Over the summer, right before my family and I were about to head to the East Coast, I was feeling off kilter. Filled with anxiety. Forgetful. My symptoms would hang around for about a week and then go away. The symptoms would come back like a month or so later. Of course I self-diagnosed myself with a brain tumor. When I shared with my significant other, he suggested menopause as an alternative to the hypochondriac diagnosis. This seemed potentially plausible to me given my additional symptoms. My periods, after being so reliable, had turned against me. Stretching out for ungodly amounts of time. Or not. I felt betrayed after we had had such a steady relationship for so many years.
Of course, my gynecologist had closed her practice months prior. She had contacted me to let me know via mail. More than once. Told me who to call to find a new doctor. I never took any action. Honestly, the entire thing depressed me. She delivered my son. Administered all of my pre-natal care. Calmed down my significant other in the hallway outside of the operating room right before my c-section. She had this semi-annoying habit, when we would visit after our son was born, to look at him and tell us that he had my nose or eyebrows or whatever and his dad’s chin, eyes and cheekbones. Annoying after a while but she was worth it. Now I was in a situation where I wanted to see a doctor and I didn’t have one. I used the handy doctor finder online and called one who was listed as taking new patients. Sure she was taking new patients but she was not seeing them till February (this was in November or so). When I was making these calls, I was having what I was calling, one of my “spells.” My boss had told me to call her doctor. Same new patient deal. Unfortunately I needed an appointment pretty quickly. I was becoming desperate. My hairdresser had told me to call her gynecologist and tell her that she had given me her name. I actually called and when they asked who had referred me I said my hairdresser. They put me on hold, probably to laugh, and then told me that I could not have an appointment.

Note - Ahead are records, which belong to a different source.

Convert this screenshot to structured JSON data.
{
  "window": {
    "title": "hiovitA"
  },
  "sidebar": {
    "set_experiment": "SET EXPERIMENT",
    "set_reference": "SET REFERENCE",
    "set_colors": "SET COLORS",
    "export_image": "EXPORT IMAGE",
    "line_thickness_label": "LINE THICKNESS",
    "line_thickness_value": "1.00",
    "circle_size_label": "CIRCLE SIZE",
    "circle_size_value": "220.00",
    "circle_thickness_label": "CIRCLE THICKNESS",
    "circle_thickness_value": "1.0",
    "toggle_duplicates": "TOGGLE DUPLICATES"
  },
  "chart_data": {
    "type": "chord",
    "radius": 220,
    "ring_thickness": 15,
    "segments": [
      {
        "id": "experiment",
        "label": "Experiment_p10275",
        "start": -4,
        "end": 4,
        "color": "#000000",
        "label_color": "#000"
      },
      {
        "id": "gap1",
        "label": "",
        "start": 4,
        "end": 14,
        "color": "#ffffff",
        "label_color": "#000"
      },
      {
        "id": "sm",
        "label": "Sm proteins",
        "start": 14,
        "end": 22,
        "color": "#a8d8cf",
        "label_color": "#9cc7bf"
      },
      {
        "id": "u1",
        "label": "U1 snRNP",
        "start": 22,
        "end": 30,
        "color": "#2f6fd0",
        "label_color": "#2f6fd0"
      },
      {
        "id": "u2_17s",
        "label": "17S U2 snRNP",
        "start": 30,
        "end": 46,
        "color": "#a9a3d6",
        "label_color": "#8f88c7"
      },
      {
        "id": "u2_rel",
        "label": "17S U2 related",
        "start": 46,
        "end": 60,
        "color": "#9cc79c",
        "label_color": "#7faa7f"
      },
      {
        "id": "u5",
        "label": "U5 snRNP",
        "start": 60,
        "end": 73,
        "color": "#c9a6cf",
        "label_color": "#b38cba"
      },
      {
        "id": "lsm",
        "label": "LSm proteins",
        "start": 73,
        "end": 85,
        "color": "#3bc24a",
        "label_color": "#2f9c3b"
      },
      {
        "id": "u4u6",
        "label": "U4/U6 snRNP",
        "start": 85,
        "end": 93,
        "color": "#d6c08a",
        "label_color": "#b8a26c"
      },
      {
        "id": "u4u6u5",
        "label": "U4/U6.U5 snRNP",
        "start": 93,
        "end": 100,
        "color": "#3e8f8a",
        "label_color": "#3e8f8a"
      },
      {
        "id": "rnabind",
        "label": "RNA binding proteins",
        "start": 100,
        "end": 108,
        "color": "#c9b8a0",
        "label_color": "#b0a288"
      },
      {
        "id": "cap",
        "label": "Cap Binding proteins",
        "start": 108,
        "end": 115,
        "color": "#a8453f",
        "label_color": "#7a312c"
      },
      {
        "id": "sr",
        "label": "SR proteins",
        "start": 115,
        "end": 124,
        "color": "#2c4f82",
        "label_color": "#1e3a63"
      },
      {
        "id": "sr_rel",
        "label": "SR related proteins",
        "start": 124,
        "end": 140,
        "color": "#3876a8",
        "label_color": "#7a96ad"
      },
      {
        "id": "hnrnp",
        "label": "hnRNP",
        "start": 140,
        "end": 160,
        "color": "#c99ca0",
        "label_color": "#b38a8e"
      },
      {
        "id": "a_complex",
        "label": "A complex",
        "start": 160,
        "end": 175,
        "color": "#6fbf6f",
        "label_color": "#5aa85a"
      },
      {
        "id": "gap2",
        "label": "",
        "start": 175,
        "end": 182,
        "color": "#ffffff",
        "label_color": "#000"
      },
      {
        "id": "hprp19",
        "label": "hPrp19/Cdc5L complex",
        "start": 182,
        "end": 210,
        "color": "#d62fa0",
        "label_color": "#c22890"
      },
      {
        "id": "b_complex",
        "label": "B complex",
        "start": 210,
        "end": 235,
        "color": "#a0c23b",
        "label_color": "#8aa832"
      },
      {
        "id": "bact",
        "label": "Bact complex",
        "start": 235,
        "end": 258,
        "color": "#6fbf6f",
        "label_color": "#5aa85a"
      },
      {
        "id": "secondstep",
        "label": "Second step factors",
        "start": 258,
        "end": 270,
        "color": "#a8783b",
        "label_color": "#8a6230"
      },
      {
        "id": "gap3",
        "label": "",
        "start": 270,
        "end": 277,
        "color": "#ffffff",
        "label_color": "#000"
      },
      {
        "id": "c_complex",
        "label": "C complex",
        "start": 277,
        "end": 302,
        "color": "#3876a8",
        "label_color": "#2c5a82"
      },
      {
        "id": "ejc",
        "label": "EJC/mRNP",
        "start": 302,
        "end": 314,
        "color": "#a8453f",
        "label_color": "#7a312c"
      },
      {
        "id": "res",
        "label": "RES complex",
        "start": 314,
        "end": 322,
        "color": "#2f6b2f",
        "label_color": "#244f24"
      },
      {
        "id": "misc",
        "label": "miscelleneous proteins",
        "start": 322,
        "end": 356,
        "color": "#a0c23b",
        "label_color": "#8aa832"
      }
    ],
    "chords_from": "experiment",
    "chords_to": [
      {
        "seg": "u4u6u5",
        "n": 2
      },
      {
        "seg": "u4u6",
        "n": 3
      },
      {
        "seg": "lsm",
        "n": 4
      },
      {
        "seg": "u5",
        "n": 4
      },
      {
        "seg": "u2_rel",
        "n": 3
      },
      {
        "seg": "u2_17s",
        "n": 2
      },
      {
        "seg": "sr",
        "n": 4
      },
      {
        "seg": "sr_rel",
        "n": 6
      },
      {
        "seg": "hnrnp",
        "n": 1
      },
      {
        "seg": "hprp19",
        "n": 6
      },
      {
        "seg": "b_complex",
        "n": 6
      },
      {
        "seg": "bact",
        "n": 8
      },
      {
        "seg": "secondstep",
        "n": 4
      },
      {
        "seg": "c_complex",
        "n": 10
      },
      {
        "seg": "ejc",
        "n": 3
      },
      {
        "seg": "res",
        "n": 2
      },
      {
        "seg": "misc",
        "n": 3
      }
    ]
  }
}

Truly desperate, I called my primary care physician for a referral and got one. Although I had to wait as a new patient, they agreed to see me the following week regarding my issue. I told my new doctor my symptoms. I told her perhaps I was pre-menopausal. She told me that I was too young but she did order a blood test to examine my hormone levels. Long story short, my significant other’s diagnosis was spot on – peri-menopause. My estrogen was all out of whack which was making me seriously off. I opted for low dose hormone pills to take the edge off. They work well. I feel more like me more of the time.
And it was all fine until last month when my fits and starts period never actually started. No period. Period. Does this mean, that’s that? That I am actually in menopause now? I don’t know. I figured I’d give it another month before I contact my doctor again. Honestly, there is something deeply sad about being menopausal. I have never had a desire to have another child. Ever. One is good. I really am too old for another. But to have that there, to still think that if one day I wanted to I could…..was nice. And that is gone. If it is true. I think it is but I’m not ready for it to be true yet. Because if it is, I know that I will mourn the loss of my fertility. That I will be deeply and unreasonably saddened.